3D-Druck in der Neurologie:

Deutscher Neurologe setzt auf 3D-Drucker bei der Behandlung von Aneurysma-Patienten

 3. November 2017  Andreas Krämer  

Der Neurologe Dr. André Kemmling der Neuroradiologe am Unversitätsklinikum Schleswig-Holstein, konnte mit Hilfe von 3D-gedruckten Modellen der Hirnarterien seiner Patienten schon bis zu 70 Aneurysma-Patienten erfolgreich behandeln. Mit Hilfe der detailgenauen Modelle schaffte er es auch die durchschnittliche Zeit für einen operativen Eingriff von 30 Minuten auf 15 Minuten um 50% zu reduzieren. Der entscheidende Vorteil aber ist ein anderer.

Der Neuroradiologe am Universitätsklinikum Schleswig-Holstei, Dr.
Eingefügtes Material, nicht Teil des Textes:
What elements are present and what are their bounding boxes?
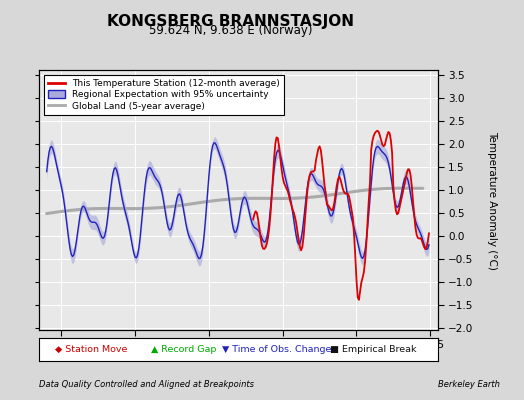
Text: ▲ Record Gap: ▲ Record Gap: [151, 345, 216, 354]
Text: Data Quality Controlled and Aligned at Breakpoints: Data Quality Controlled and Aligned at B…: [39, 380, 254, 389]
Text: KONGSBERG BRANNSTASJON: KONGSBERG BRANNSTASJON: [107, 14, 354, 29]
Y-axis label: Temperature Anomaly (°C): Temperature Anomaly (°C): [487, 130, 497, 270]
Text: ▼ Time of Obs. Change: ▼ Time of Obs. Change: [223, 345, 332, 354]
Text: 59.624 N, 9.638 E (Norway): 59.624 N, 9.638 E (Norway): [149, 24, 312, 37]
Text: ◆ Station Move: ◆ Station Move: [55, 345, 128, 354]
Text: Berkeley Earth: Berkeley Earth: [438, 380, 499, 389]
Legend: This Temperature Station (12-month average), Regional Expectation with 95% uncer: This Temperature Station (12-month avera…: [44, 74, 284, 115]
Text: ■ Empirical Break: ■ Empirical Break: [330, 345, 417, 354]
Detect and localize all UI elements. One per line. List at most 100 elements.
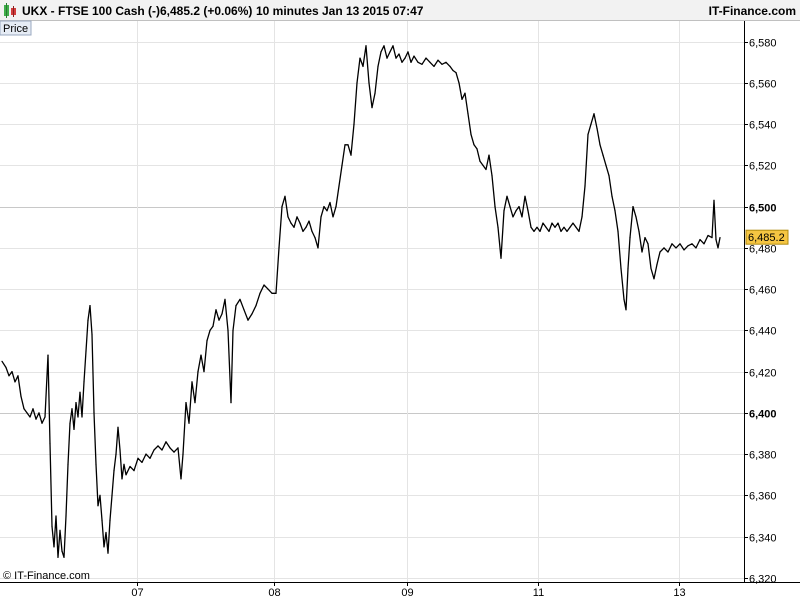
data-point — [99, 494, 101, 496]
data-point — [290, 222, 292, 224]
data-point — [177, 447, 179, 449]
data-point — [161, 449, 163, 451]
data-point — [38, 412, 40, 414]
data-point — [87, 319, 89, 321]
data-point — [53, 546, 55, 548]
data-point — [117, 426, 119, 428]
data-point — [536, 226, 538, 228]
data-point — [413, 55, 415, 57]
data-point — [494, 206, 496, 208]
data-point — [593, 113, 595, 115]
data-point — [675, 247, 677, 249]
data-point — [533, 230, 535, 232]
data-point — [433, 65, 435, 67]
data-point — [47, 354, 49, 356]
data-point — [711, 237, 713, 239]
data-point — [14, 381, 16, 383]
data-point — [437, 59, 439, 61]
data-point — [377, 65, 379, 67]
data-point — [115, 453, 117, 455]
data-point — [296, 216, 298, 218]
data-point — [85, 350, 87, 352]
data-point — [271, 292, 273, 294]
price-change: 6,485.2 (+0.06%) — [160, 4, 252, 18]
data-point — [145, 453, 147, 455]
data-point — [566, 230, 568, 232]
data-point — [125, 474, 127, 476]
data-point — [111, 494, 113, 496]
data-point — [545, 226, 547, 228]
data-point — [103, 546, 105, 548]
candlestick-icon[interactable] — [4, 3, 16, 18]
data-point — [263, 284, 265, 286]
data-point — [625, 309, 627, 311]
data-point — [521, 216, 523, 218]
data-point — [715, 239, 717, 241]
data-point — [371, 107, 373, 109]
data-point — [659, 251, 661, 253]
data-point — [473, 144, 475, 146]
y-axis-ticks: 6,320 6,340 6,360 6,380 6,400 6,420 6,440 6,460… — [744, 38, 777, 586]
data-point — [212, 325, 214, 327]
data-point — [77, 416, 79, 418]
data-point — [627, 267, 629, 270]
x-axis-ticks: 07 08 09 11 13 — [131, 582, 686, 599]
data-point — [26, 412, 28, 414]
data-point — [191, 381, 193, 383]
datetime-label: Jan 13 2015 07:47 — [322, 4, 424, 18]
data-point — [383, 45, 385, 47]
data-point — [49, 443, 51, 445]
data-point — [663, 247, 665, 249]
data-point — [329, 201, 331, 204]
data-point — [380, 51, 382, 53]
data-point — [530, 226, 532, 228]
data-point — [500, 257, 502, 259]
data-point — [638, 230, 640, 232]
y-tick-label: 6,480 — [749, 244, 777, 256]
data-point — [137, 457, 139, 459]
data-point — [455, 72, 457, 74]
data-point — [695, 247, 697, 249]
series — [1, 45, 721, 558]
data-point — [506, 195, 508, 197]
data-point — [302, 230, 304, 232]
data-point — [275, 292, 277, 294]
header-bar: UKX - FTSE 100 Cash (-) 6,485.2 (+0.06%)… — [0, 0, 800, 21]
x-tick-label: 07 — [131, 587, 143, 599]
data-point — [515, 210, 517, 212]
data-point — [35, 418, 37, 420]
interval-label[interactable]: 10 minutes — [256, 4, 319, 18]
data-point — [353, 123, 355, 125]
data-point — [165, 441, 167, 443]
data-point — [107, 552, 109, 554]
data-point — [524, 195, 526, 197]
data-point — [206, 340, 208, 342]
data-point — [93, 412, 95, 414]
data-point — [687, 245, 689, 247]
data-point — [359, 57, 361, 59]
data-point — [180, 478, 182, 480]
price-panel-tab[interactable]: Price — [0, 20, 32, 36]
x-tick-label: 09 — [401, 587, 413, 599]
price-tab-bg — [0, 20, 32, 36]
data-point — [320, 216, 322, 218]
data-point — [97, 505, 99, 507]
data-point — [441, 63, 443, 65]
data-point — [368, 82, 370, 84]
y-tick-label: 6,580 — [749, 38, 777, 50]
data-point — [149, 457, 151, 459]
data-point — [81, 416, 83, 418]
data-point — [703, 243, 705, 245]
data-point — [581, 216, 583, 218]
data-point — [608, 175, 610, 177]
data-point — [221, 313, 223, 315]
data-point — [584, 185, 586, 187]
y-tick-label: 6,360 — [749, 491, 777, 503]
data-point — [105, 531, 107, 534]
data-point — [323, 206, 325, 208]
y-tick-label: 6,560 — [749, 79, 777, 91]
data-point — [113, 470, 115, 472]
data-point — [404, 57, 406, 59]
data-point — [548, 230, 550, 232]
André Kemmling, fertigt mit einem 3D-Drucker erfolgreich Modelle von Hirnarterien, um personalisierte Eingriffe bei Aneurysma-Patienten besser planen und durchführen zu können. Gedruckt werden die 3D-Modelle im 3D-Drucklabor am Center of Brain Behavior  and Metabolism (CBBM), welches in der Universität Lübeck beheimatet ist. Das 3D-Drucklabor wird von Dr. Kemmling fast täglich zur Fertigung von auf Patienten abgestimmte 3D-Modelle genutzt. Im Dezember 2016 berichteten wir über Forscher der Aston University aus Birmingham, die neuronale Netze des Gehirns mit den 3D-Nanodruck-Techniken replizieren wollen.

Als Grundlage für den 3D-Druck der realgroßen Nachbildungen der Hirnarterien von Patienten dienen 3D-Scans aus dem Computertomografen. Die 3D-Modelle ermöglichen es Ärzten die Eingriffe wie an echten Hirnarterien zu üben. Im Vergleich zu standardisierten Silikon-Modellen oder Versuchstieren sind die Kosten deutlich geringer. Auch Versuchstiere kann dank der 3D-Drucktechnologie sogar gänzlich verzichtet werden.

Vorteile des Verfahrens

Jährlich behandelt Dr. Andre Kemmling bis zu 70 Patienten mit dieser Methode und bietet im Rahmen eines bundesweit einzigartigen Angebots regelmäßig Workshops für Ärzte an. Seit dem Jahr 2015 arbeitet er mit 3D-Druck und erreichte dank dieser Technologie eine Halbierung der Operationszeit im OP-Saal. Von 30 Minuten bei Chirurgen, die noch nie einen Aneurysma-Eingriff durchgeführt haben, auf 15 Minuten bei Chirurgen, die an einem 3D-Modell vorher übten. Innerhalb von zwei Tagen können die Hirnarterien von acht Aneurysma-Fälle gedruckt werden. Die Silikonmodelle benötigen zwei Wochen Vorlaufzeit und haben nicht den hohen Detailgrad der 3D-Modelle. Schon im April dieses Jahres berichtete 3D-grenzenlos über die Arbeit von Dr. André Kemmling.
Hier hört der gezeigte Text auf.